As an adult, I still spend a lot of time in libraries. Moving to NYC really upped my library visits, though. Here there are five boroughs within the city and three library systems that you can have an account with. Sometimes Hubs asks me where I’m going and I say something like: “I’m going to the Queens Central library and then I’m swinging through Manhattan to pick up my holds at the the one off Broadway. Then I have to go to Brooklyn because I have holds there, too. Hope I get home before dark and I can carry all of those books on the subway!”
One of my favorite things to do in the library is to work. Even if you have a home office, working from home can be monotonous. I sometimes break it up by putting on grownup clothes and heading out to the library.
On one such occasion, I lugged my laptop, my snacks, and myself to the Seward Park library in Manhattan. It’s a quiet branch, located in an area of the city that’s mostly Asian. That’s ok, though. Even though a lot of the signs are written in various Asian languages and I’m the tallest person in the room, nobody ever makes me feel out of place.
At some point, I had to go to the restroom. So, I asked the person sharing the table with me to watch my laptop. Well, I asked her after I checked that she had a more expensive one than mine. You see, I have this theory about leaving my valuables with strangers. If they have a better laptop than mine, they have no motive to steal mine because either (a) they have more money than me or (b) they have the thievery skills to get something better than mine. Either way, they don’t want my stuff. The woman agreed and off I went to the restroom.

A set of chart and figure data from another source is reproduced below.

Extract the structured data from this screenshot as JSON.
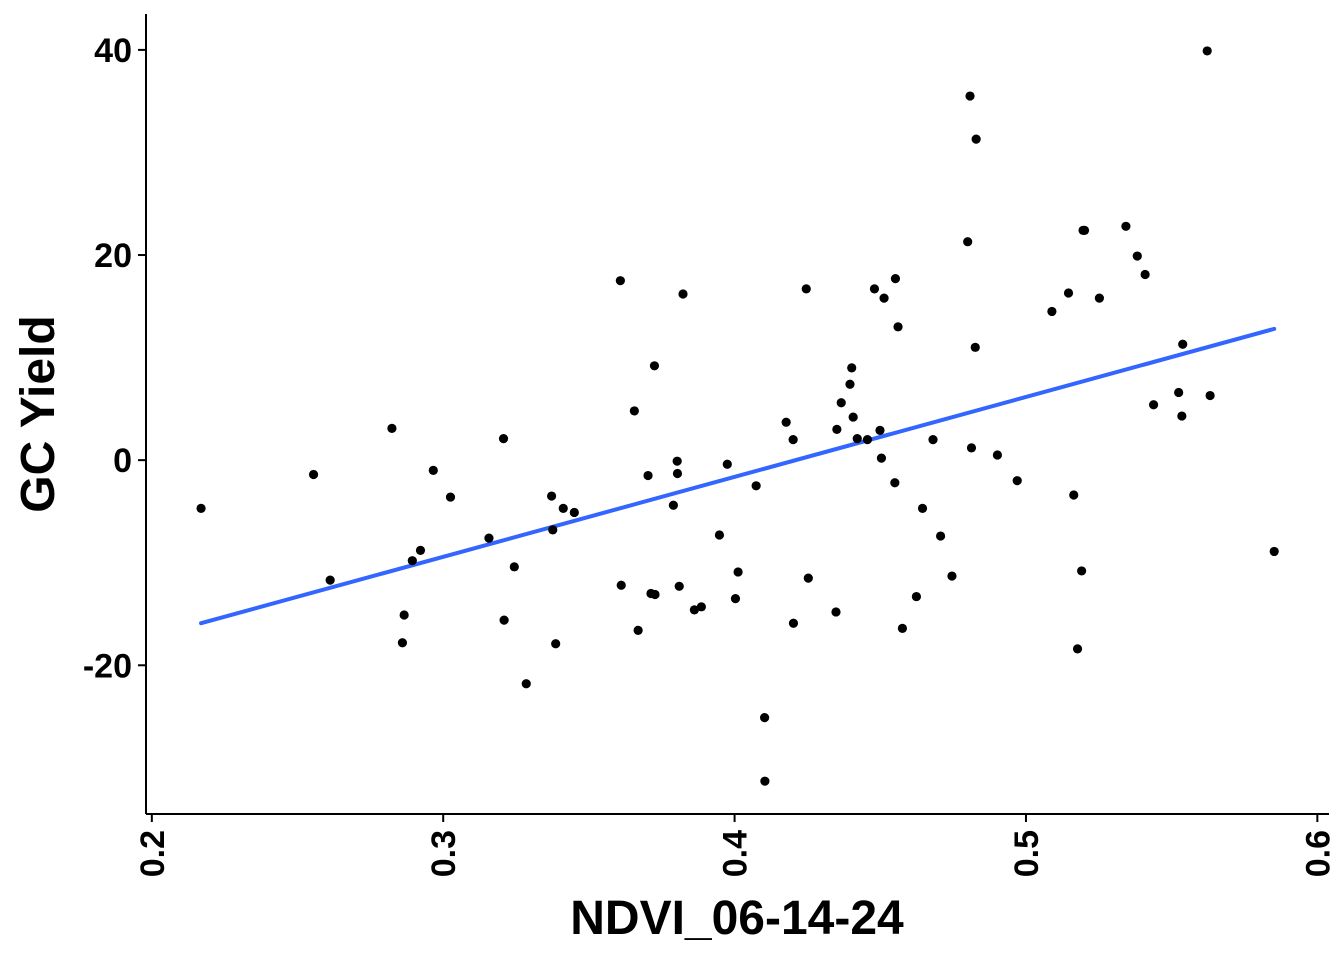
{
  "chart_data": {
    "type": "scatter",
    "title": "",
    "xlabel": "NDVI_06-14-24",
    "ylabel": "GC Yield",
    "xlim": [
      0.198,
      0.604
    ],
    "ylim": [
      -34.5,
      43.5
    ],
    "x_ticks": [
      0.2,
      0.3,
      0.4,
      0.5,
      0.6
    ],
    "x_tick_labels": [
      "0.2",
      "0.3",
      "0.4",
      "0.5",
      "0.6"
    ],
    "y_ticks": [
      -20,
      0,
      20,
      40
    ],
    "y_tick_labels": [
      "-20",
      "0",
      "20",
      "40"
    ],
    "grid": false,
    "legend": "none",
    "colors": {
      "points": "#000000",
      "fit_line": "#3366ff",
      "axis": "#000000"
    },
    "fit_line": {
      "x": [
        0.2169,
        0.5852
      ],
      "y": [
        -15.9,
        12.8
      ]
    },
    "points": [
      [
        0.2169,
        -4.7
      ],
      [
        0.2555,
        -1.4
      ],
      [
        0.2612,
        -11.7
      ],
      [
        0.2824,
        3.1
      ],
      [
        0.286,
        -17.8
      ],
      [
        0.2866,
        -15.1
      ],
      [
        0.2894,
        -9.8
      ],
      [
        0.2922,
        -8.8
      ],
      [
        0.2966,
        -1.0
      ],
      [
        0.3025,
        -3.6
      ],
      [
        0.3157,
        -7.6
      ],
      [
        0.3207,
        2.1
      ],
      [
        0.3209,
        -15.6
      ],
      [
        0.3244,
        -10.4
      ],
      [
        0.3285,
        -21.8
      ],
      [
        0.3372,
        -3.5
      ],
      [
        0.3376,
        -6.8
      ],
      [
        0.3386,
        -17.9
      ],
      [
        0.3412,
        -4.7
      ],
      [
        0.345,
        -5.1
      ],
      [
        0.3608,
        17.5
      ],
      [
        0.3611,
        -12.2
      ],
      [
        0.3656,
        4.8
      ],
      [
        0.3669,
        -16.6
      ],
      [
        0.3703,
        -1.5
      ],
      [
        0.3713,
        -13.0
      ],
      [
        0.3725,
        9.2
      ],
      [
        0.3727,
        -13.1
      ],
      [
        0.379,
        -4.4
      ],
      [
        0.3803,
        -0.1
      ],
      [
        0.3804,
        -1.3
      ],
      [
        0.381,
        -12.3
      ],
      [
        0.3823,
        16.2
      ],
      [
        0.3862,
        -14.6
      ],
      [
        0.3886,
        -14.3
      ],
      [
        0.3948,
        -7.3
      ],
      [
        0.3975,
        -0.4
      ],
      [
        0.4003,
        -13.5
      ],
      [
        0.4012,
        -10.9
      ],
      [
        0.4074,
        -2.5
      ],
      [
        0.4103,
        -25.1
      ],
      [
        0.4104,
        -31.3
      ],
      [
        0.4177,
        3.7
      ],
      [
        0.4201,
        2.0
      ],
      [
        0.4202,
        -15.9
      ],
      [
        0.4246,
        16.7
      ],
      [
        0.4253,
        -11.5
      ],
      [
        0.4348,
        -14.8
      ],
      [
        0.4351,
        3.0
      ],
      [
        0.4366,
        5.6
      ],
      [
        0.4396,
        7.4
      ],
      [
        0.4402,
        9.0
      ],
      [
        0.4407,
        4.2
      ],
      [
        0.4421,
        2.1
      ],
      [
        0.4456,
        2.0
      ],
      [
        0.448,
        16.7
      ],
      [
        0.4499,
        2.9
      ],
      [
        0.4504,
        0.2
      ],
      [
        0.4513,
        15.8
      ],
      [
        0.455,
        -2.2
      ],
      [
        0.4552,
        17.7
      ],
      [
        0.4561,
        13.0
      ],
      [
        0.4576,
        -16.4
      ],
      [
        0.4624,
        -13.3
      ],
      [
        0.4645,
        -4.7
      ],
      [
        0.4681,
        2.0
      ],
      [
        0.4707,
        -7.4
      ],
      [
        0.4746,
        -11.3
      ],
      [
        0.48,
        21.3
      ],
      [
        0.4808,
        35.5
      ],
      [
        0.4813,
        1.2
      ],
      [
        0.4826,
        11.0
      ],
      [
        0.4829,
        31.3
      ],
      [
        0.4902,
        0.5
      ],
      [
        0.497,
        -2.0
      ],
      [
        0.5089,
        14.5
      ],
      [
        0.5146,
        16.3
      ],
      [
        0.5164,
        -3.4
      ],
      [
        0.5177,
        -18.4
      ],
      [
        0.5191,
        -10.8
      ],
      [
        0.5196,
        22.4
      ],
      [
        0.5201,
        22.4
      ],
      [
        0.5252,
        15.8
      ],
      [
        0.5343,
        22.8
      ],
      [
        0.5382,
        19.9
      ],
      [
        0.5409,
        18.1
      ],
      [
        0.5438,
        5.4
      ],
      [
        0.5524,
        6.6
      ],
      [
        0.5535,
        4.3
      ],
      [
        0.5538,
        11.3
      ],
      [
        0.5622,
        39.9
      ],
      [
        0.5632,
        6.3
      ],
      [
        0.5852,
        -8.9
      ]
    ]
  }
}
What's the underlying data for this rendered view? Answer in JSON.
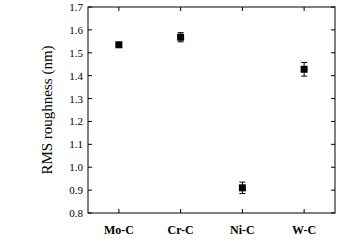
{
  "chart_data": {
    "type": "scatter",
    "y_label": "RMS roughness (nm)",
    "categories": [
      "Mo-C",
      "Cr-C",
      "Ni-C",
      "W-C"
    ],
    "values": [
      1.535,
      1.568,
      0.91,
      1.428
    ],
    "errors": [
      0.01,
      0.02,
      0.025,
      0.03
    ],
    "color": "#000000",
    "marker": "square",
    "ylim": [
      0.8,
      1.7
    ],
    "yticks": [
      0.8,
      0.9,
      {
        "value": 1,
        "label": "1.0"
      },
      1.1,
      1.2,
      1.3,
      1.4,
      1.5,
      1.6,
      1.7
    ],
    "grid": false
  }
}
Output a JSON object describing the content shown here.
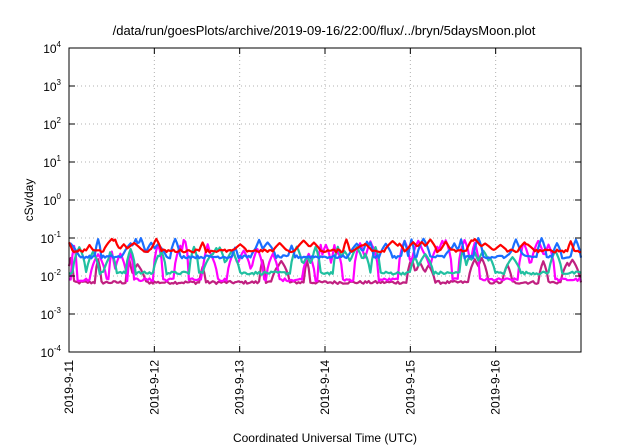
{
  "chart_data": {
    "type": "line",
    "title": "/data/run/goesPlots/archive/2019-09-16/22:00/flux/../bryn/5daysMoon.plot",
    "xlabel": "Coordinated Universal Time (UTC)",
    "ylabel": "cSv/day",
    "y_scale": "log",
    "ylim": [
      0.0001,
      10000
    ],
    "xlim": [
      "2019-09-11T00:00",
      "2019-09-17T00:00"
    ],
    "x_ticks": [
      "2019-9-11",
      "2019-9-12",
      "2019-9-13",
      "2019-9-14",
      "2019-9-15",
      "2019-9-16"
    ],
    "y_ticks": [
      {
        "value": 0.0001,
        "base": "10",
        "exp": "-4"
      },
      {
        "value": 0.001,
        "base": "10",
        "exp": "-3"
      },
      {
        "value": 0.01,
        "base": "10",
        "exp": "-2"
      },
      {
        "value": 0.1,
        "base": "10",
        "exp": "-1"
      },
      {
        "value": 1,
        "base": "10",
        "exp": "0"
      },
      {
        "value": 10,
        "base": "10",
        "exp": "1"
      },
      {
        "value": 100,
        "base": "10",
        "exp": "2"
      },
      {
        "value": 1000,
        "base": "10",
        "exp": "3"
      },
      {
        "value": 10000,
        "base": "10",
        "exp": "4"
      }
    ],
    "grid": true,
    "series": [
      {
        "color": "#ff0000",
        "baseline": 0.046,
        "spike_peak": 0.095,
        "spike_count": 30,
        "values_note": ""
      },
      {
        "color": "#1a6eff",
        "baseline": 0.032,
        "spike_peak": 0.1,
        "spike_count": 36
      },
      {
        "color": "#20c0a0",
        "baseline": 0.012,
        "spike_peak": 0.06,
        "spike_count": 34
      },
      {
        "color": "#ff00ff",
        "baseline": 0.008,
        "spike_peak": 0.09,
        "spike_count": 40
      },
      {
        "color": "#c02080",
        "baseline": 0.0068,
        "spike_peak": 0.03,
        "spike_count": 20
      }
    ]
  }
}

When I got downstairs to the only working restroom in the place, I realized that it was a unisex bathroom. Standing in front of the door was an older Asian man, who seemed to be waiting to go in.
He looked like Pat Morita. I won’t say who he looked like because I’m not a racist who thinks that all Asians look alike. As I was contemplating how not racist I was for not thinking he looked like the only elderly Asian man in American pop culture, he turned to me and said “Pee-pee or poo-poo?”
He couldn’t possibly be talking to me, I thought. I turned around to see if his granddaughter was behind me. Perhaps he was asking her if she needed to urinate or defecate. Because I use adult words like those to describe my bathroom habits. Which of course, I don’t talk about with strangers in the library.
There was no little girl behind me. So, I just pretended like I couldn’t hear the man and stared straight ahead.
But he wasn’t done. “Pee-pee or poo-poo,” he said again. This time he raised his voice just enough that I couldn’t pretend like I hadn’t heard him. Who is this guy? I thought. I had no idea the library was stationing undercover bathroom police. But I knew my rights and I had the right to remain silent about what I do in the privacy of a bathroom stall.
I think this pissed the guy off because he put both his hands on his hips and leaned in close to me. Then he said in not-so-quiet-at-all voice “PEE-PEE OR POO-POO?!”
All around me heads turned. And they weren’t looking at the weirdo with the nosey bathroom fetish. They were looking at me. As if I’d done something wrong by not disclosing my bathroom needs to the guy innocently hanging around the restrooms. The librarian even had the nerve to shush me. Me! You, know the victim here!
Feeling like I had no choice, I just gave in. In the smallest whisper I could manage, I said “Pee-pee.”
The man exhaled with a sigh of relief. “Oh. Ok.” Then he pointed to himself. “I poo-poo,” he said. Then he pointed at me. “You go first.”
I stood there, stunned. Then the man opened the restroom door. There hadn’t been anybody in there at all. He was just planning on blowing up the bathroom and didn’t want any witnesses. So I just ran inside the restroom and shut the door. I peed faster than I’ve ever peed in my life. When I was done, I speed walked past the man without making eye contact, packed up my belongings, and got the hell out of there. I’d had enough of the library for one day.